1 Timothy 6:17-19, Instruct those who are rich in this present world not to be conceited or to set their hope on the uncertainty of riches, but on God, who richly supplies us with all things to enjoy. Instruct them to do good, to be rich in good works, to be generous and ready to share, storing up for themselves the treasure of a good foundation for the future, so that they may take hold of that which is truly life.
Ecclesiastes 5:10, Whoever loves money never has enough; whoever loves wealth is never satisfied with their income.
- Notice, Solomon wrote of the one who loves money, to loves wealth. Contrary to what some may believe, it is not money that is dangerous, but, the love of money.
Hebrews 13:5, Make sure that your character is free from the love of money, being content with what you have…
1 Timothy 6:6-10, But godliness with contentment is great gain. For we brought nothing into the world, and we can take nothing out of it. But if we have food and clothing, we will be content with that. Those who want to get rich fall into temptation and a trap and into many foolish and harmful desires that plunge people into ruin and destruction. For the love of money is a root of all kinds of evil. Some people, eager for money, have wandered from the faith and pierced themselves with many griefs. (NIV)
- Paul is speaking of their account. And there are many accounts we have in our lives. Many accounts that we want to fill up, to make sure they are sufficiently supplied. Paul is pointing to heavenly accounts. Not just treasures here on earth, but treasures in heaven.
2 Corinthians 9:6-8, Now I say this: the one who sows sparingly will also reap sparingly, and the one who sows generously will also reap generously. Each one must do just as he has decided in his heart, not reluctantly or under compulsion, for God loves a cheerful giver. And God is able to make all grace overflow to you, so that, always having all sufficiency in everything, you may have an abundance for every good deed…
1 Corinthians 16:2, Now about the collection for the Lord’s people: Do what I told the Galatian churches to do. On the first day of every week, each one of you should set aside a sum of money in keeping with your income, saving it up, so that when I come no collections will have to be made.
- In verse 18, Paul calls their gift a “fragrant aroma, an acceptable sacrifice, that which is pleasing to God.”
- He points to their financial gift as that which is pleasing to the Lord, an act of worship and sacrifice.
- It was sacrificial on their part, but pleasing and worshipful to the Lord. It was also noted and would be remembered by the Lord, in their kingdom account.
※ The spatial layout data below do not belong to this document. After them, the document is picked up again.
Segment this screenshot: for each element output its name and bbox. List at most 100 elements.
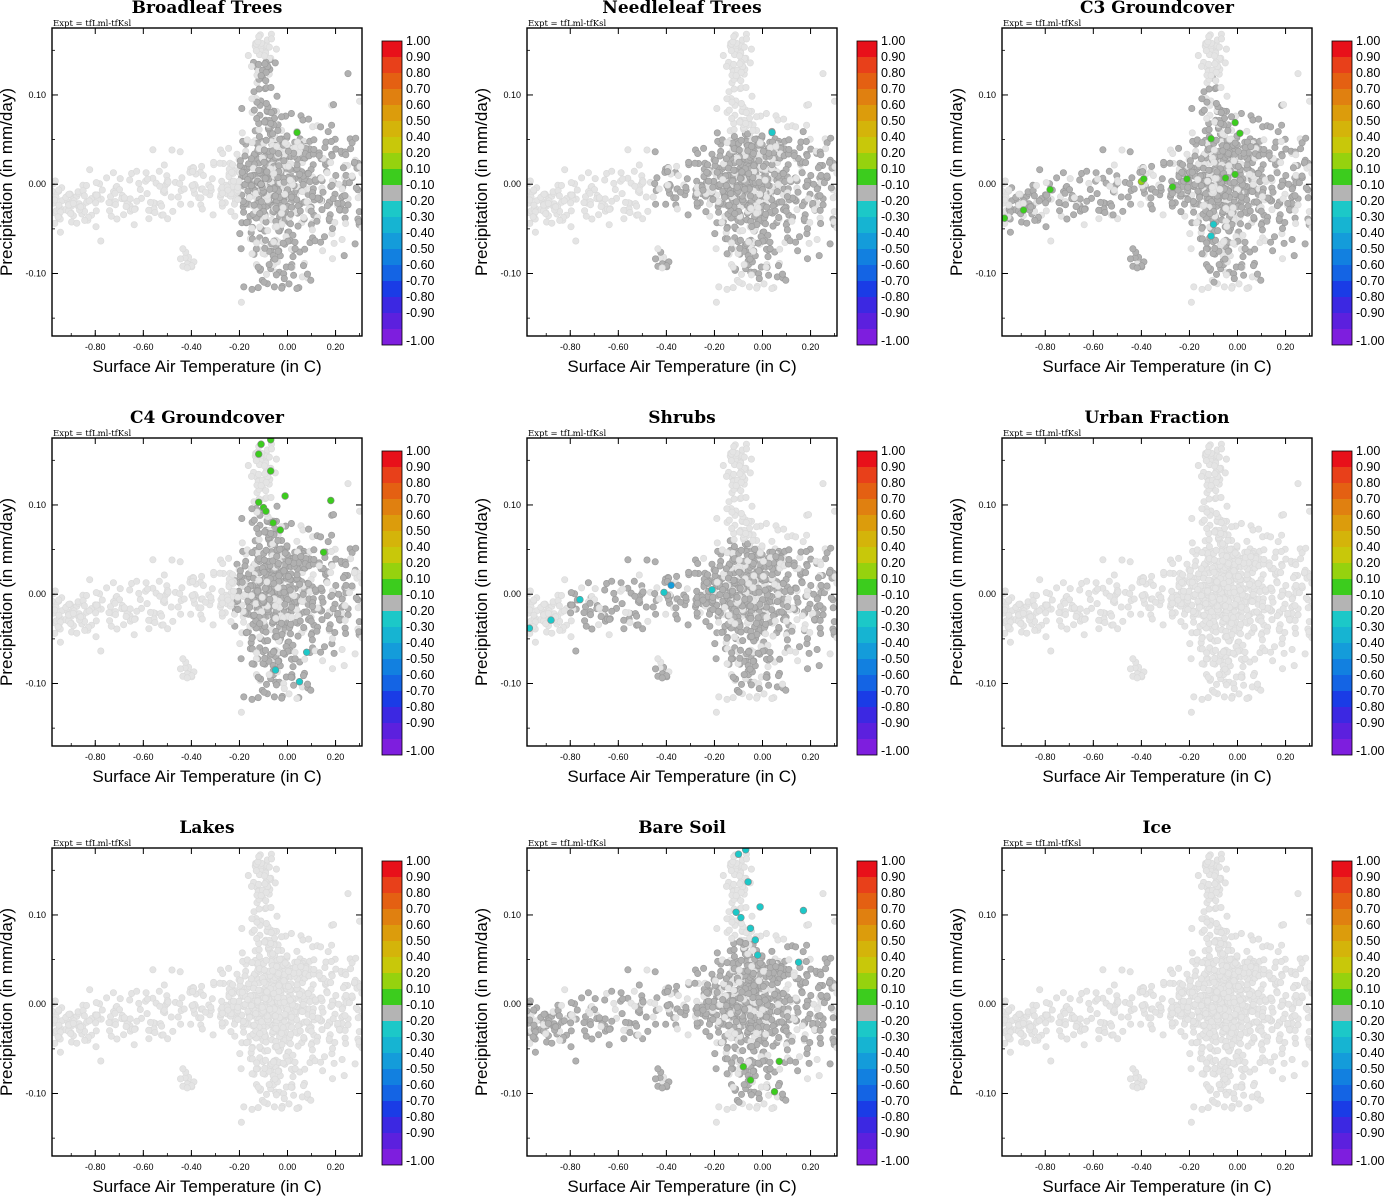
scatter-point [197,604,205,612]
scatter-point-dark [248,660,256,668]
colorbar-frame [856,40,878,346]
scatter-point-dark [1129,245,1137,253]
scatter-point-dark [699,186,707,194]
scatter-point [156,182,164,190]
colorbar-swatch [382,281,402,297]
colorbar: 1.000.900.800.700.600.500.400.200.10-0.1… [1331,34,1385,348]
scatter-point [810,206,818,214]
scatter-point [248,224,256,232]
colorbar-swatch [857,73,877,89]
scatter-point [55,201,63,209]
scatter-point [1225,162,1233,170]
scatter-point [803,121,811,129]
panel-title: C4 Groundcover [130,408,285,428]
colorbar-swatch [382,451,402,467]
expt-label: Expt = tfLml-tfKsl [53,19,132,29]
scatter-point-colored [1236,129,1244,138]
scatter-point [210,568,218,576]
scatter-point [1114,215,1122,223]
scatter-point [354,194,362,202]
scatter-point-dark [745,169,753,177]
scatter-point-dark [287,263,295,271]
scatter-point-dark [254,587,262,595]
scatter-point [664,181,672,189]
scatter-point-dark [1072,203,1080,211]
scatter-point-dark [287,110,295,118]
scatter-point-colored [1046,185,1054,194]
scatter-point-dark [783,193,791,201]
scatter-point [748,92,756,100]
points-layer [527,440,837,716]
scatter-point-dark [262,546,270,554]
scatter-point-dark [1260,146,1268,154]
scatter-point-dark [766,245,774,253]
scatter-point [1198,285,1206,293]
scatter-point-dark [255,542,263,550]
scatter-point-dark [1280,239,1288,247]
points-layer [52,30,362,306]
scatter-point [252,457,260,465]
scatter-point-dark [1198,95,1206,103]
scatter-point-dark [749,174,757,182]
scatter-point-dark [317,123,325,131]
scatter-point [136,595,144,603]
scatter-point-dark [260,278,268,286]
scatter-point [238,539,246,547]
scatter-point [122,612,130,620]
scatter-point [728,239,736,247]
panel-title: C3 Groundcover [1080,0,1235,18]
scatter-point-dark [694,150,702,158]
scatter-point-dark [1302,134,1310,142]
scatter-point-dark [798,169,806,177]
scatter-point-dark [247,155,255,163]
scatter-point [1210,158,1218,166]
scatter-point-dark [741,185,749,193]
scatter-point [228,168,236,176]
scatter-point-dark [255,166,263,174]
colorbar-swatch [382,265,402,281]
scatter-point [1243,284,1251,292]
x-tick-label: -0.60 [1083,342,1104,352]
scatter-point-dark [1062,201,1070,209]
scatter-point [1019,199,1027,207]
scatter-point [131,615,139,623]
y-tick-label: 0.00 [503,179,521,189]
scatter-point-dark [270,283,278,291]
scatter-point-dark [1267,238,1275,246]
scatter-point [605,221,613,229]
scatter-point [258,593,266,601]
colorbar-swatch [1332,217,1352,233]
scatter-point-dark [799,128,807,136]
scatter-point [736,118,744,126]
x-axis-label: Surface Air Temperature (in C) [92,767,321,786]
scatter-point [756,190,764,198]
scatter-point [56,638,64,646]
scatter-point [340,662,348,670]
scatter-point-dark [305,115,313,123]
scatter-point-dark [271,255,279,263]
scatter-point [1235,280,1243,288]
scatter-point-dark [1190,208,1198,216]
scatter-point [328,634,336,642]
scatter-point-dark [705,177,713,185]
scatter-point [1249,180,1257,188]
scatter-point [112,201,120,209]
colorbar-label: 0.40 [1356,130,1380,144]
scatter-point [588,215,596,223]
scatter-point-dark [795,233,803,241]
scatter-point-dark [287,193,295,201]
scatter-point-dark [1127,255,1135,263]
scatter-point-dark [1212,236,1220,244]
scatter-point-dark [274,127,282,135]
scatter-point-dark [755,275,763,283]
scatter-point-dark [342,581,350,589]
scatter-point-dark [736,236,744,244]
scatter-point-dark [332,172,340,180]
scatter-point [248,62,256,70]
scatter-point [267,493,275,501]
scatter-point-dark [1267,123,1275,131]
scatter-point [1305,218,1312,226]
scatter-point-dark [296,580,304,588]
scatter-point [621,198,629,206]
scatter-point [149,556,157,564]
Illus. Luke 16:1-9; kingdom investors.
- Plan Around His Provision for Now and Forever
Philippians 4:19-23, And my God will supply all your needs according to His riches in glory in Christ Jesus. Now to our God and Father be the glory forever and ever. Amen. Greet every saint in Christ Jesus. The brothers who are with me greet you. All the saints greet you, especially those of Caesar’s household. The grace of the Lord Jesus Christ be with your spirit.
- It is in verse 19 that Paul gives a promise, it is centered on God supplying the needs of the people, on God’s provision for them.
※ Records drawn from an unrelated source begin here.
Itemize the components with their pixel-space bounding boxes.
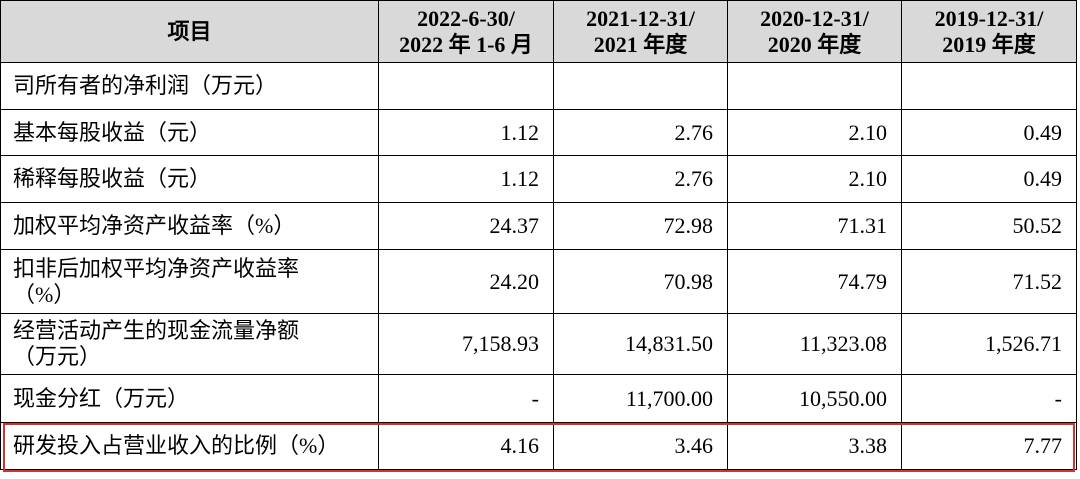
table-row: 加权平均净资产收益率（%） 24.37 72.98 71.31 50.52 — [0, 202, 1077, 250]
header-row: 项目 2022-6-30/2022 年 1-6 月 2021-12-31/2021 … — [0, 0, 1077, 63]
value-cell: 1,526.71 — [901, 313, 1077, 375]
header-text: 2021 年度 — [593, 31, 688, 57]
label-text: 基本每股收益（元） — [13, 119, 212, 145]
value-cell: 2.10 — [727, 109, 902, 156]
value-cell: 2.76 — [553, 109, 728, 156]
value-cell — [901, 62, 1077, 110]
value-cell: 70.98 — [553, 249, 728, 314]
header-text: 2021-12-31/ — [586, 5, 695, 31]
label-text: 司所有者的净利润（万元） — [13, 73, 278, 98]
value-cell: 7.77 — [901, 422, 1077, 470]
value-cell: 24.37 — [378, 202, 554, 250]
value-cell — [553, 62, 728, 110]
header-text: 2022 年 1-6 月 — [399, 31, 533, 57]
value-cell: 2.76 — [553, 155, 728, 203]
row-label: 扣非后加权平均净资产收益率 （%） — [0, 249, 379, 314]
header-text: 2019 年度 — [942, 31, 1036, 57]
value-cell — [378, 62, 554, 110]
table-row: 稀释每股收益（元） 1.12 2.76 2.10 0.49 — [0, 155, 1077, 203]
value-cell: 10,550.00 — [727, 374, 902, 423]
row-label: 研发投入占营业收入的比例（%） — [0, 422, 379, 470]
row-label: 加权平均净资产收益率（%） — [0, 202, 379, 250]
value-cell: 11,700.00 — [553, 374, 728, 423]
table-row: 基本每股收益（元） 1.12 2.76 2.10 0.49 — [0, 109, 1077, 156]
label-text: （%） — [13, 281, 76, 307]
row-label: 现金分红（万元） — [0, 374, 379, 423]
label-text: 加权平均净资产收益率（%） — [13, 213, 296, 238]
value-cell: 71.52 — [901, 249, 1077, 314]
label-text: 经营活动产生的现金流量净额 — [13, 318, 300, 343]
value-cell: 3.38 — [727, 422, 902, 470]
header-cell: 2021-12-31/2021 年度 — [553, 0, 728, 63]
value-cell: 24.20 — [378, 249, 554, 314]
header-text: 项目 — [167, 18, 212, 44]
header-cell: 项目 — [0, 0, 379, 63]
header-text: 2019-12-31/ — [934, 5, 1044, 31]
label-text: 扣非后加权平均净资产收益率 — [13, 255, 300, 281]
value-cell: 4.16 — [378, 422, 554, 470]
value-cell: 0.49 — [901, 155, 1077, 203]
value-cell: 72.98 — [553, 202, 728, 250]
value-cell: 2.10 — [727, 155, 902, 203]
table-body: 司所有者的净利润（万元） 基本每股收益（元） 1.12 2.76 2.10 0.49 稀释每… — [0, 62, 1077, 470]
value-cell: - — [901, 374, 1077, 423]
value-cell: 14,831.50 — [553, 313, 728, 375]
table-row: 现金分红（万元） -11,700.00 10,550.00- — [0, 374, 1077, 423]
header-text: 2022-6-30/ — [417, 5, 515, 31]
value-cell: 7,158.93 — [378, 313, 554, 375]
header-cell: 2019-12-31/2019 年度 — [901, 0, 1077, 63]
header-text: 2020 年度 — [767, 31, 862, 57]
label-text: 稀释每股收益（元） — [13, 166, 212, 191]
header-text: 2020-12-31/ — [760, 5, 869, 31]
value-cell: 3.46 — [553, 422, 728, 470]
header-cell: 2020-12-31/2020 年度 — [727, 0, 902, 63]
header-cell: 2022-6-30/2022 年 1-6 月 — [378, 0, 554, 63]
table-row: 司所有者的净利润（万元） — [0, 62, 1077, 110]
data-table: 项目 2022-6-30/2022 年 1-6 月 2021-12-31/2021 … — [0, 0, 1077, 470]
value-cell: 50.52 — [901, 202, 1077, 250]
highlight-box — [3, 423, 1075, 472]
value-cell: 1.12 — [378, 155, 554, 203]
table-row: 扣非后加权平均净资产收益率 （%） 24.20 70.98 74.79 71.52 — [0, 249, 1077, 314]
row-label: 经营活动产生的现金流量净额 （万元） — [0, 313, 379, 375]
value-cell: 0.49 — [901, 109, 1077, 156]
value-cell — [727, 62, 902, 110]
label-text: 研发投入占营业收入的比例（%） — [13, 433, 340, 458]
value-cell: 74.79 — [727, 249, 902, 314]
value-cell: 71.31 — [727, 202, 902, 250]
value-cell: 1.12 — [378, 109, 554, 156]
row-label: 司所有者的净利润（万元） — [0, 62, 379, 110]
label-text: 现金分红（万元） — [13, 385, 190, 411]
row-label: 基本每股收益（元） — [0, 109, 379, 156]
value-cell: 11,323.08 — [727, 313, 902, 375]
row-label: 稀释每股收益（元） — [0, 155, 379, 203]
table-row: 经营活动产生的现金流量净额 （万元） 7,158.93 14,831.50 11,323… — [0, 313, 1077, 375]
table-row: 研发投入占营业收入的比例（%） 4.16 3.46 3.38 7.77 — [0, 422, 1077, 470]
value-cell: - — [378, 374, 554, 423]
label-text: （万元） — [13, 344, 102, 369]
- This is cross categorical, Paul wrote, all your needs.
- He points to the riches in glory in Christ, and the fact that His glory, His love, His provision endures forever and ever.
Psalm 37:3-5, Trust in the Lord and do good; live in the land and cultivate faithfulness. Delight yourself in the Lord; and He will give you the desires of your heart. Commit your way to the Lord, trust also in Him, and He will do it.